Like a black widow she watches... The dry voice whispers in his mind.
She stares.
Then she stares.
Then she stared some more.
"You are different."
"Huh?"
"You seem to be more observant, and less…active…than before."
"Oh, that is because I didn't have my happy pills" Opps, I didn't mean it that way. Great, she must think I am some crazy pothead now. Quickly, Kensuke fished out the small bottle he had in his pants pocket and show it to Rei as proof it is legal.
Rei ignores the bottle and continue to look into Kensuke's eye then asks: "What is happiness?"
"I really can't explain it. It is like…well, not sad."
"So are those the pills that make you act like who you are normally?"
Great, she now mark me as some introverted-freak"Yea, I guess."
"Then can I try some?"
Ayanmi, happy, well, that certainly is a concept the normal Kensuke would have loved to oblige, but for the safely of the universe, the dry voice in his head vetoed that thought. For once he have to agree…Asuka already do enough damage to this city per Angel attack as it is, and heaven knows what would happen to Toyoko-3 if a giggling, laughing otaku Rei joins in.

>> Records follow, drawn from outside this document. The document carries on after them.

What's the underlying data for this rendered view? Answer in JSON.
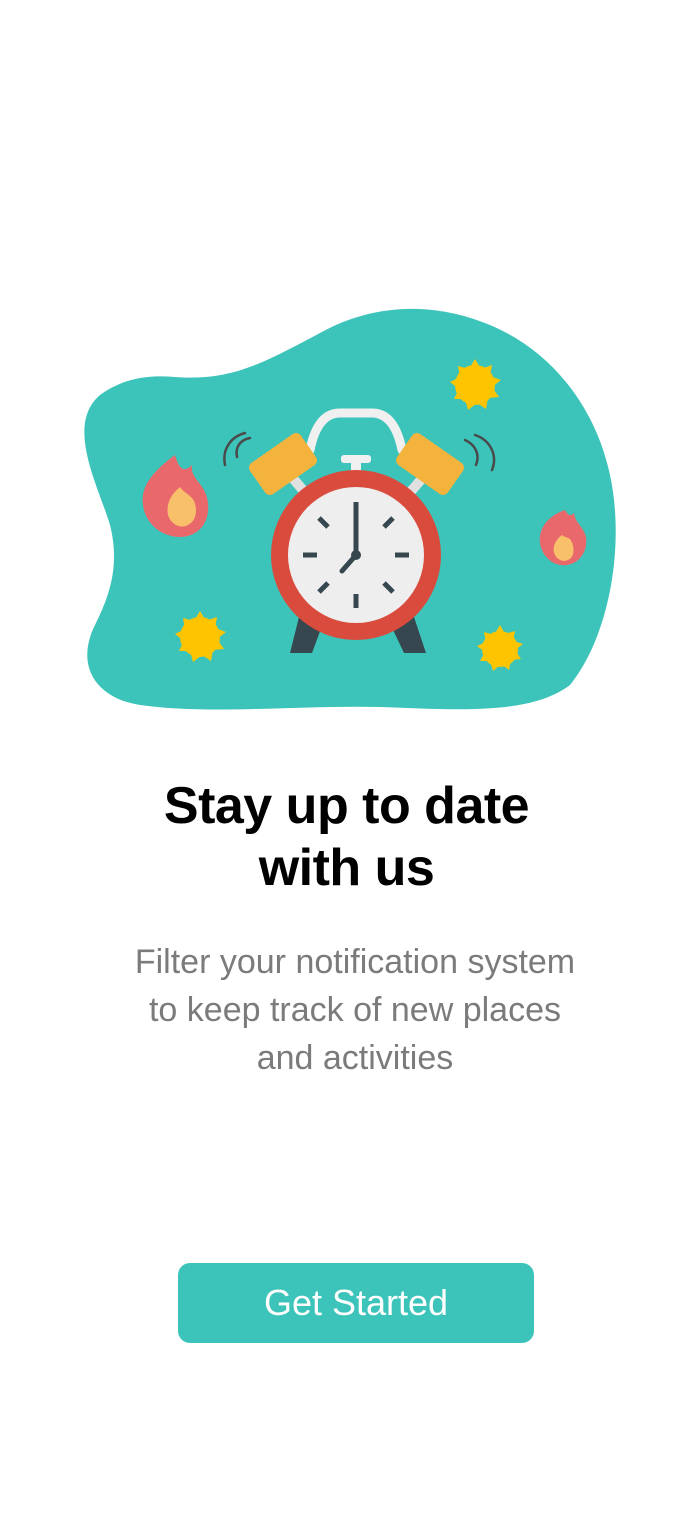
{
  "onboarding": {
    "title_line1": "Stay up to date",
    "title_line2": "with us",
    "subtitle_line1": "Filter your notification system",
    "subtitle_line2": "to keep track of new places",
    "subtitle_line3": "and activities",
    "button_label": "Get Started"
  },
  "colors": {
    "accent": "#3cc4ba",
    "blob": "#3cc4ba",
    "clock_ring": "#d94c3d",
    "clock_face": "#eeeeee",
    "bells": "#f3b33d",
    "sparkles": "#ffc400",
    "flames": "#e9686b",
    "flame_core": "#f8c06b",
    "title_text": "#000000",
    "subtitle_text": "#7b7b7b"
  },
  "icons": {
    "illustration": "alarm-clock-illustration"
  }
}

"No, I don't recommend it. I use it only because I have a
chemical imbalance. Ask your doctors if you think you need it will ya? Drugs
are never solutions to anything. And a mentally healthy young girl like you
don't need anything cruel like this." Kensuke thought he was going to spit over
the word healthy.
"I don't understand."
As she talk on, a light fill the tunnel as a train roar into the station, out of the corner of his eyes, Kensuke knew it was not for him, in fact, it was an Express Train to the outer district of the city. In an act of bravery, he put his bandage-less arm on Rei's shoulder and said: "Ayanmi, look it is my train, I have to go now, but if you ever come in the class smiling and feel like to talk, I will explain everything to you."
Without another word, Kensuke got on to train. And for the next uncomfortable five seconds, he can feel Rei's eyes boring into his back, and then she looks away and said:
"I will hold you to it."
Kensuke, in his surprise, pause to look back. But the Albino girl is already out of sight and the door hissed and close with the finality of a coffin being slammed shut. It was not until two and a half hour later, when Kensuke got off the train to change to a different one, he realizes his Prozac bottle was missing.